According to Hiebert and Lefevre, the main concepts of integral theory are that the definite integral of a function is the limit of Riemann sums, the integral-area relation and the fundamental theorem of calculus. However, research has found learners’ limited understanding of underlying concepts related to integration. For example, while students could perform routine procedures for finding the area under a curve, the learners rarely could explain their procedures. Also, many learners were found to be able to perform procedures and basic techniques of integration, but they failed to understand what behind the procedures. Thus, regarding knowledge of integration, it indicates learners’ conceptual knowledge, i.e. knowledge of concepts, which are abstract and general principles, is not as good as learners’ procedural knowledge, i.e. knowledge of procedures, i.e. a series of steps, or actions done to accomplish a goal. Thus, the aim of this study is to investigate the extent to which prospective teachers who completed calculus course involve their procedural or conceptual knowledge in relation to the concept of definite integral through a problem-solving task.

 

This is a descriptive-explorative research which involved 30 prospective teachers who were taking ‘problem-solving’ course in a mathematics teacher education program at a university in Surabaya, Indonesia. Data were collected through the prospective teachers’ work on a problem-solving task related to Integral. The problem-solving task asks the prospective teachers to find out the possible integrand of f(x) if both the value of definite integral associated with such f(x) and the interval of f(x) is given. The prospective teachers were then provided a week after solving such task to reflect on whether they need to revise their work and to what extent they carried out any changes. Data were analyzed by categorizing the prospective teachers’ work into whether they considered f(x) meeting the property of uniqueness or not. Also, in what Polya’s problem-solving stages the prospective teachers find the most difficult.

 

Results point out that more than a half of prospective teachers (n= 17) answered that the integrand of f(x) is unique, which means there is only one f(x) which satisfy the equation int (f(x), x=2..5)=-6 , while the remaining 13 prospective teachers answered  f(x) is not unique (more than one possible form). The reasons of those who answered f(x) is unique were found around procedural errors related to the technique of integration, missundertanding of using fundamental theorem of calculus, and misconception regarding the concept of definite integral. For those who answered that f(x) is not unique, none of their answers were indicated to show possible various algebraic form of f(x)  which represent the integrand. Instead, students were found to let  as constant function, linear function, and quadratic function, instead polynomial functions which has degree more than 2 or other types of form of functions.  More specifically, there were no prospective teachers who related their performance with the concept of definite integral as area-relation. Thus, it indicates prospective teachers’ lack of conceptual understanding of definite integral. However, once the prospective teachers revised their work, most of them (28), primarily for those who answered is unique, indicated that f(x) is not unique, and only 2 prospective teachers who kept their answers, i.e. f(x) is unique.
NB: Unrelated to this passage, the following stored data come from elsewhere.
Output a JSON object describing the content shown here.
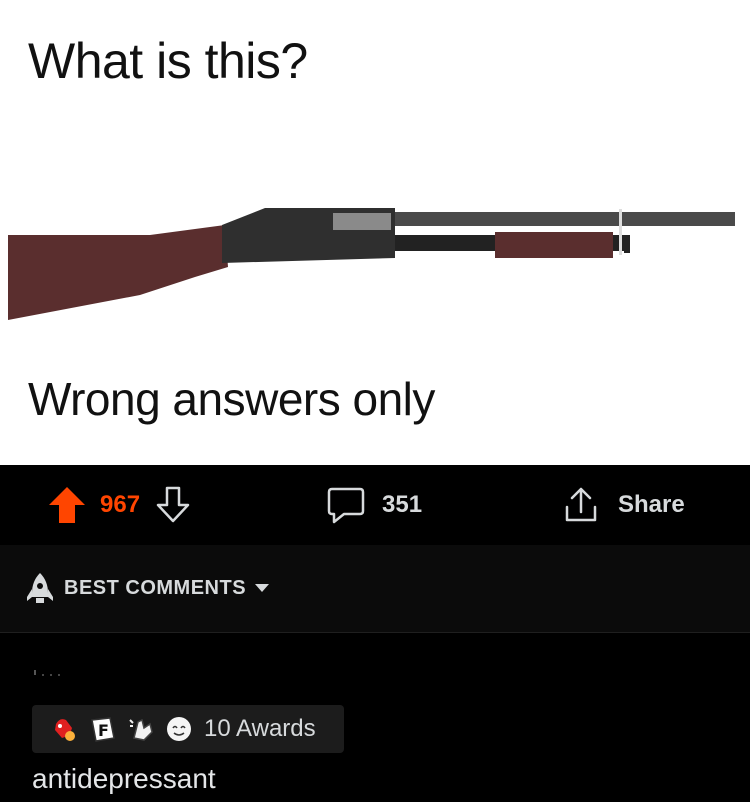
{
  "post": {
    "image_line_1": "What is this?",
    "image_line_2": "Wrong answers only",
    "colors": {
      "stock": "#5a2e2e",
      "receiver": "#2f2f2f",
      "barrel": "#4a4a4a"
    }
  },
  "actions": {
    "upvote_icon": "upvote-arrow-icon",
    "score": "967",
    "downvote_icon": "downvote-arrow-icon",
    "comment_icon": "comment-bubble-icon",
    "comment_count": "351",
    "share_icon": "share-upload-icon",
    "share_label": "Share"
  },
  "comments_sort": {
    "icon": "rocket-icon",
    "label": "BEST COMMENTS",
    "caret_icon": "caret-down-icon"
  },
  "comment": {
    "awards": {
      "icons": [
        "rocket-like-award-icon",
        "press-f-award-icon",
        "bless-up-award-icon",
        "wholesome-award-icon"
      ],
      "label": "10 Awards"
    },
    "text": "antidepressant"
  },
  "theme": {
    "accent": "#ff4500",
    "text": "#d7dadc",
    "background": "#000000"
  }
}
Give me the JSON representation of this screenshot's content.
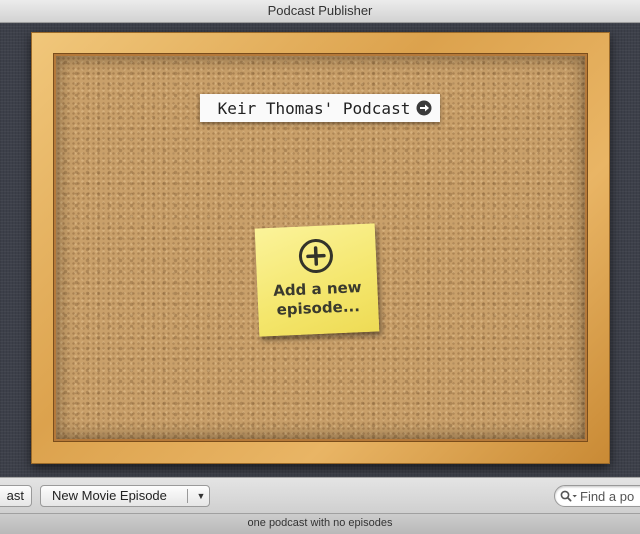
{
  "window": {
    "title": "Podcast Publisher"
  },
  "board": {
    "podcast_title": "Keir Thomas' Podcast",
    "podcast_arrow_icon": "circle-arrow-right-icon",
    "sticky_note": {
      "icon": "circle-plus-icon",
      "text": "Add a new\nepisode..."
    }
  },
  "toolbar": {
    "left_button_label": "ast",
    "movie_button_label": "New Movie Episode",
    "movie_menu_icon": "triangle-down-icon",
    "search": {
      "placeholder": "Find a po",
      "value": "",
      "icon": "magnifier-icon"
    }
  },
  "status": {
    "text": "one podcast with no episodes"
  },
  "colors": {
    "frame_wood": "#dca24d",
    "cork": "#c9a06a",
    "sticky_note": "#f4e66c",
    "backdrop": "#3d404a"
  }
}
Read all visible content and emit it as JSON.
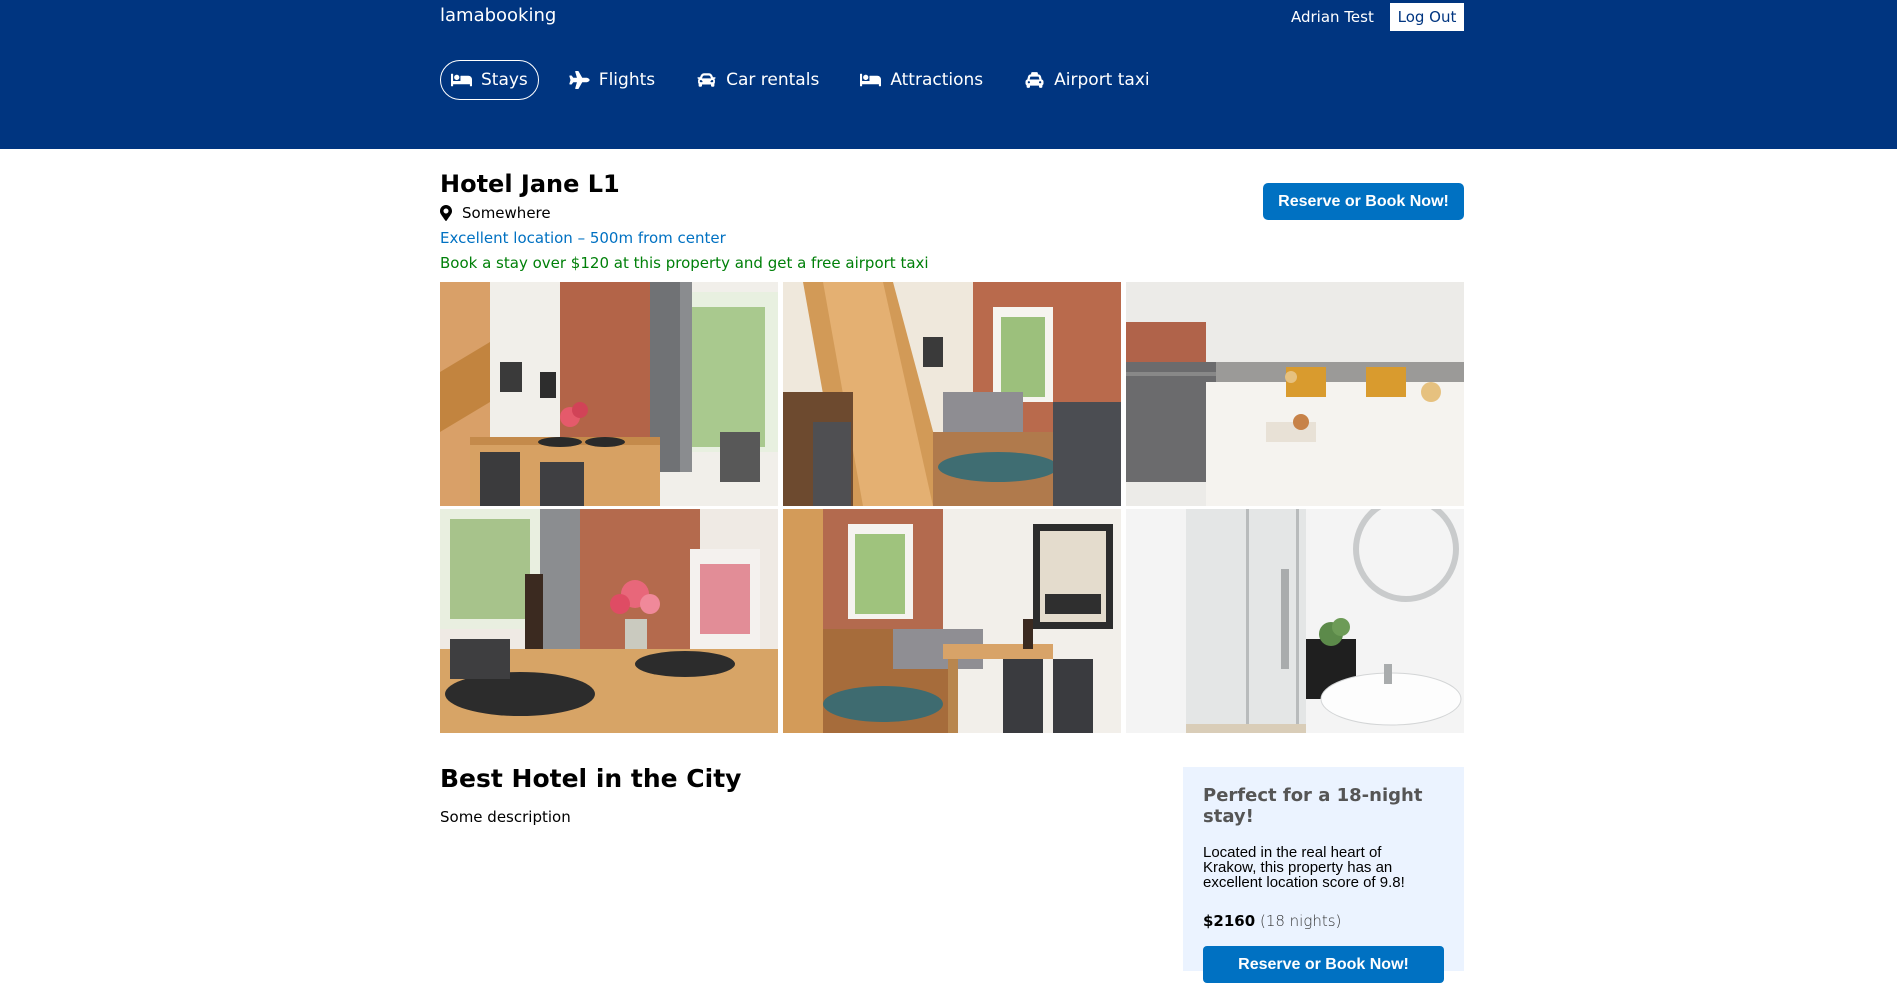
{
  "header": {
    "logo": "lamabooking",
    "user_name": "Adrian Test",
    "logout_label": "Log Out",
    "brand_color": "#003580"
  },
  "nav": {
    "items": [
      {
        "label": "Stays",
        "icon": "bed-icon",
        "active": true
      },
      {
        "label": "Flights",
        "icon": "plane-icon",
        "active": false
      },
      {
        "label": "Car rentals",
        "icon": "car-icon",
        "active": false
      },
      {
        "label": "Attractions",
        "icon": "bed-icon",
        "active": false
      },
      {
        "label": "Airport taxi",
        "icon": "taxi-icon",
        "active": false
      }
    ]
  },
  "hotel": {
    "name": "Hotel Jane L1",
    "address": "Somewhere",
    "distance": "Excellent location – 500m from center",
    "price_highlight": "Book a stay over $120 at this property and get a free airport taxi",
    "book_label": "Reserve or Book Now!",
    "photos": [
      {
        "name": "dining-room-photo"
      },
      {
        "name": "living-room-stairs-photo"
      },
      {
        "name": "bedroom-photo"
      },
      {
        "name": "table-setting-photo"
      },
      {
        "name": "lounge-polska-photo"
      },
      {
        "name": "bathroom-photo"
      }
    ]
  },
  "details": {
    "title": "Best Hotel in the City",
    "description": "Some description"
  },
  "sidebar": {
    "title": "Perfect for a 18-night stay!",
    "text": "Located in the real heart of Krakow, this property has an excellent location score of 9.8!",
    "price": "$2160",
    "nights": "(18 nights)",
    "book_label": "Reserve or Book Now!"
  },
  "colors": {
    "accent": "#0071c2",
    "green": "#008009",
    "sidebar_bg": "#ebf3ff"
  }
}
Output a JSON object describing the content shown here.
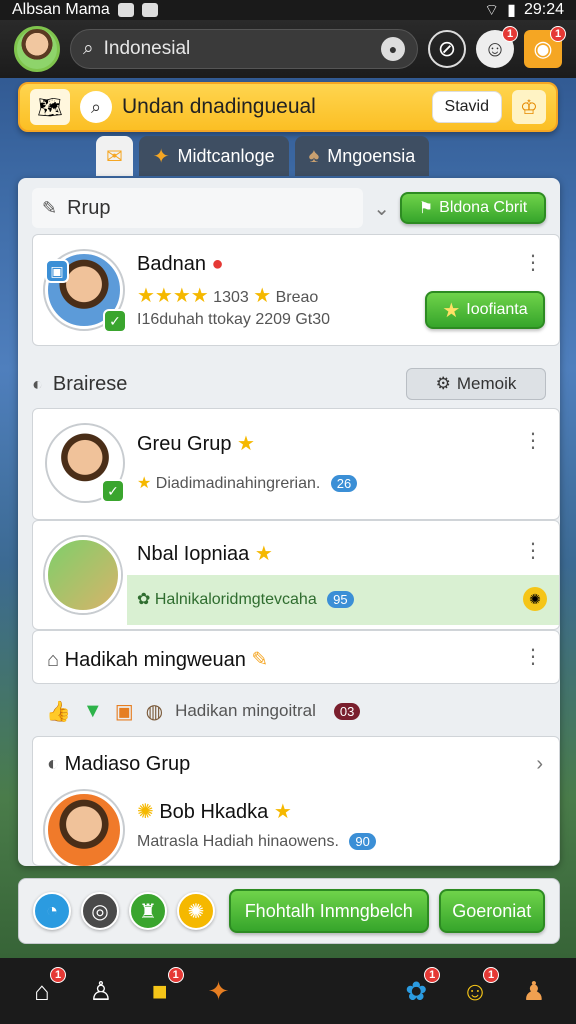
{
  "status_bar": {
    "carrier": "Albsan Mama",
    "time": "29:24"
  },
  "top_nav": {
    "search_text": "Indonesial",
    "icons": [
      "compass-icon",
      "people-icon",
      "notification-icon"
    ],
    "badges": [
      "1",
      "1"
    ]
  },
  "banner": {
    "text": "Undan dnadingueual",
    "pill": "Stavid"
  },
  "tabs": [
    {
      "label": ""
    },
    {
      "label": "Midtcanloge"
    },
    {
      "label": "Mngoensia"
    }
  ],
  "group_section": {
    "title": "Rrup",
    "button": "Bldona Cbrit"
  },
  "top_card": {
    "name": "Badnan",
    "rating_text": "1303",
    "rating_suffix": "Breao",
    "sub": "I16duhah ttokay 2209 Gt30",
    "button": "Ioofianta"
  },
  "browse_section": {
    "title": "Brairese",
    "button": "Memoik"
  },
  "list": [
    {
      "name": "Greu Grup",
      "sub": "Diadimadinahingrerian.",
      "count": "26"
    },
    {
      "name": "Nbal Iopniaa",
      "sub": "Halnikaloridmgtevcaha",
      "count": "95"
    },
    {
      "name": "Hadikah mingweuan",
      "sub": ""
    }
  ],
  "reaction_row": {
    "text": "Hadikan mingoitral",
    "count": "03"
  },
  "group_card": {
    "title": "Madiaso Grup",
    "name": "Bob Hkadka",
    "sub": "Matrasla Hadiah hinaowens.",
    "count": "90"
  },
  "action_bar": {
    "primary": "Fhohtalh Inmngbelch",
    "secondary": "Goeroniat"
  },
  "bottom_nav": {
    "items": [
      "home-icon",
      "profile-icon",
      "store-icon",
      "gift-icon",
      "games-icon",
      "pets-icon",
      "user-icon"
    ],
    "badges": [
      "1",
      "1",
      "1",
      "1"
    ]
  }
}
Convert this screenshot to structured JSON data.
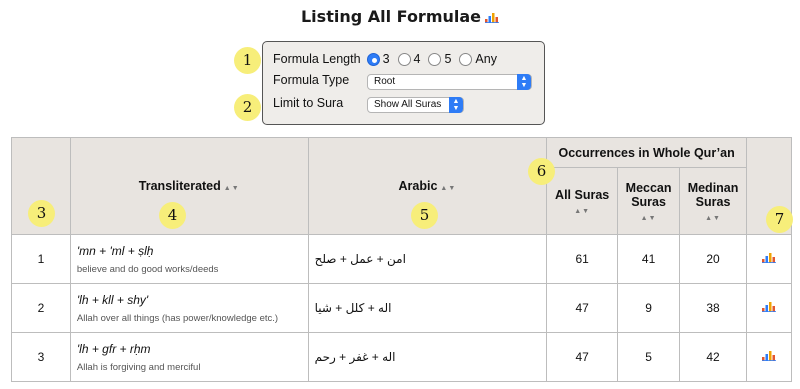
{
  "title": "Listing All Formulae",
  "filters": {
    "length_label": "Formula Length",
    "length_options": [
      "3",
      "4",
      "5",
      "Any"
    ],
    "length_selected": "3",
    "type_label": "Formula Type",
    "type_value": "Root",
    "sura_label": "Limit to Sura",
    "sura_value": "Show All Suras"
  },
  "callouts": [
    "1",
    "2",
    "3",
    "4",
    "5",
    "6",
    "7"
  ],
  "table": {
    "headers": {
      "transliterated": "Transliterated",
      "arabic": "Arabic",
      "occurrences": "Occurrences in Whole Qur’an",
      "all": "All Suras",
      "meccan": "Meccan Suras",
      "medinan": "Medinan Suras"
    },
    "rows": [
      {
        "n": "1",
        "translit": "'mn + 'ml + ṣlḥ",
        "gloss": "believe and do good works/deeds",
        "arabic": "امن + عمل + صلح",
        "all": "61",
        "meccan": "41",
        "medinan": "20"
      },
      {
        "n": "2",
        "translit": "'lh + kll + shy'",
        "gloss": "Allah over all things (has power/knowledge etc.)",
        "arabic": "اله + كلل + شيا",
        "all": "47",
        "meccan": "9",
        "medinan": "38"
      },
      {
        "n": "3",
        "translit": "'lh + gfr + rḥm",
        "gloss": "Allah is forgiving and merciful",
        "arabic": "اله + غفر + رحم",
        "all": "47",
        "meccan": "5",
        "medinan": "42"
      }
    ]
  },
  "colors": {
    "chart_bars": [
      "#e4572e",
      "#2e7cf6",
      "#f0a202",
      "#2e7cf6"
    ],
    "accent": "#2e7cf6",
    "callout": "#f7ee7a"
  }
}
Regarding problem-solving stages, prospective teachers experienced the stages of devising a plan as the most difficult steps to determine. This is because the prospective teachers found difficulties in determining the possible form of f(x) which can be included in the integral calculation. Also, at ‘understanding the problem’ stages, prospective teachers were also found to have a misunderstanding of the meaning of ‘unique’ for f(x). The results of this study encourage future empirical research to further study about the impact of conceptual understanding on procedural fluency, particularly about integral concept, and vice versa.